TikToking On The Toilet


Kennedi DIxon

In the school cafeteria, 7th grade students share TikTok video ideas instead of snacks and sides. The TikTok movement has found its way into school and, unfortunately, restrooms.

Kennedi Dixon, Staff Writer

TikTok is the new trend of today’s generation. The app allows people to make short, ridiculous videos with background music of their choice. Considering that the app is common around younger audiences, it is widely embraced by many teens. 

Every TikTok user has the opportunity to create a video anywhere, whether it’s from their home, job, the local Walmart, or their grandparent’s basement. 

Of all the places to create a video, many high school students have filmed theirs in the bathroom. High school restrooms are now the new TikTok dance studios and make a regular appearance on the app. 

This is not the first time students have misused the school bathrooms. For those with a nicotine addiction, it’s a haven to try and get away with vaping in the stalls. Others take a “restroom break” to avoid class or touch up hair and makeup.

In reality, a person sees the bathroom as the place to go relieve himself or herself. While on TikTok the typical highschool bathroom is seen as a new hangout and filming spot. 

Despite the innocent motive behind making TikTok videos, filming in a public bathroom is a violation of privacy. 

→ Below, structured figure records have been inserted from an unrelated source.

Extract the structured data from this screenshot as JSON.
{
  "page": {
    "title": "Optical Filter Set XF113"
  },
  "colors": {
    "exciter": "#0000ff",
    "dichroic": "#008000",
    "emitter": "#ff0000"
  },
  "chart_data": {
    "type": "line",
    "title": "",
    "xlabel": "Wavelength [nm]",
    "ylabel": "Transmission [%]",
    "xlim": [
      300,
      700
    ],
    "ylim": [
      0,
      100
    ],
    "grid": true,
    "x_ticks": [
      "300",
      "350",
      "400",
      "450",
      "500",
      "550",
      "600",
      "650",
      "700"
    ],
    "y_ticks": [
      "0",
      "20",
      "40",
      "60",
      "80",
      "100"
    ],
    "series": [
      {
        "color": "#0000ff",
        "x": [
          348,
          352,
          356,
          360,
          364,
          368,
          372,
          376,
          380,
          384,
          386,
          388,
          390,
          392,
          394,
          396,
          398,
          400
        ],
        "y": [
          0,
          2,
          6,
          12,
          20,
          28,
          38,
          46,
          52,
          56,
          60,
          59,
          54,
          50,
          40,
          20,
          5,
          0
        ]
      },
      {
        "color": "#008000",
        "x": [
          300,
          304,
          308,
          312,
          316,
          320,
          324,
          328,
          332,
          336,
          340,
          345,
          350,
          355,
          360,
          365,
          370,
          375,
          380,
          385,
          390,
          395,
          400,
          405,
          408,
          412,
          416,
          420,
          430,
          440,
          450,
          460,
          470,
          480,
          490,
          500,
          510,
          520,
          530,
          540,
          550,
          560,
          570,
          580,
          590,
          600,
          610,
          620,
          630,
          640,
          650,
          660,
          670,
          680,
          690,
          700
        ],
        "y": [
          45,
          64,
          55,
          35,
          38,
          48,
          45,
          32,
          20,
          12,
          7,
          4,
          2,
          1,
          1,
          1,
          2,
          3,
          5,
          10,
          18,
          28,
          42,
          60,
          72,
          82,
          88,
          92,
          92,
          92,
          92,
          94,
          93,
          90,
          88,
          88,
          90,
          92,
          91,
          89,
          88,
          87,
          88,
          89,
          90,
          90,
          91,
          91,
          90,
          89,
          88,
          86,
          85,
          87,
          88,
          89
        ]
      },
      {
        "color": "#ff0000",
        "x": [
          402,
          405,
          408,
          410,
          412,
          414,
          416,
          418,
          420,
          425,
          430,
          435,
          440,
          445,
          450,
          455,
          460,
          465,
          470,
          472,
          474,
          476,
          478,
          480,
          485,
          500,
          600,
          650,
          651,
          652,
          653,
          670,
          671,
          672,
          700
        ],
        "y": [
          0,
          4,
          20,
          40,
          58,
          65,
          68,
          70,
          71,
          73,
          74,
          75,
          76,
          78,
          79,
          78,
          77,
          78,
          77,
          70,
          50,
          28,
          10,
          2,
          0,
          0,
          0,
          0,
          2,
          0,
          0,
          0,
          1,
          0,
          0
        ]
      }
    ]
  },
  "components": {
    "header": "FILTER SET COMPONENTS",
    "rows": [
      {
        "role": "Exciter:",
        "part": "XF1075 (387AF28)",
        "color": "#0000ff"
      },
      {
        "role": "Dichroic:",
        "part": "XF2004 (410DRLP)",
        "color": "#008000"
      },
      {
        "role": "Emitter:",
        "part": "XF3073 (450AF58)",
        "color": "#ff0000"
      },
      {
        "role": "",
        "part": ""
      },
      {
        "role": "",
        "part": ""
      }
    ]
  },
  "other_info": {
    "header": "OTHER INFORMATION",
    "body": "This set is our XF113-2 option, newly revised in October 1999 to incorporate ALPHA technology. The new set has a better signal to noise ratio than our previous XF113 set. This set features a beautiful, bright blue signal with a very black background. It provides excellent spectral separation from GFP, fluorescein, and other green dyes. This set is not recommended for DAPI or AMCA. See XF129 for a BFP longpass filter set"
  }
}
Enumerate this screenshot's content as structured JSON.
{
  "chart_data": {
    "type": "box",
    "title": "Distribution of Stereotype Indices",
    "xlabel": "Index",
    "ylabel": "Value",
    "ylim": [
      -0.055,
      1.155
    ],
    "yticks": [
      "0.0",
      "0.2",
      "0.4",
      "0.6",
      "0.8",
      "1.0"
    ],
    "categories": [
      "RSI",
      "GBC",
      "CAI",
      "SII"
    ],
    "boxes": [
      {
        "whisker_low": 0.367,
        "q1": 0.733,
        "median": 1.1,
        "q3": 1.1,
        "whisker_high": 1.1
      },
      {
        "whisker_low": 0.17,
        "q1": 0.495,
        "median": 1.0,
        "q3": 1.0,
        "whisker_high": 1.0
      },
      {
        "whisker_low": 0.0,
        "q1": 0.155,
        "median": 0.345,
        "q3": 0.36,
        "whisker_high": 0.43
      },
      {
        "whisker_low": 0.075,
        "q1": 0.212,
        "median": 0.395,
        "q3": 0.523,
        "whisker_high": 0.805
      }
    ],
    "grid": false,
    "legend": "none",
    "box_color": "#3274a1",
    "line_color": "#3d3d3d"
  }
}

At Pelahatchie High School, complaints arise from many students. “It is annoying to walk in the bathroom and the first thing I’m greeted with is a group of girls making dances for TikTok,” stated Telaiah Lewis, an 11th grade student.

Other students tend to express their complaints by kicking the TikTokers out of the bathroom with four magic words: “The teachers are coming.”

Students are not the only ones who disagree with the TikTok epidemic; many teachers reflect on those with the TikToking addiction. 

“As a teacher, I strive to educate my students, and I think it is important for students to participate academically. Students should not prioritize going to the bathroom just to make TikTok videos,” said Sheree Rayner, an English teacher.

While some turn in disgust from this behavior, many students tend to flock in the bathrooms not just for relief, but to get away from their school responsibilities, leaving the bathroom to be turned into a production studio.

To the average person the bathroom is quite an unusual place to make a video. It is also intrusive to film in a public bathroom. Given some time, students will eventually find another trend to take part in that will not feature the toilet.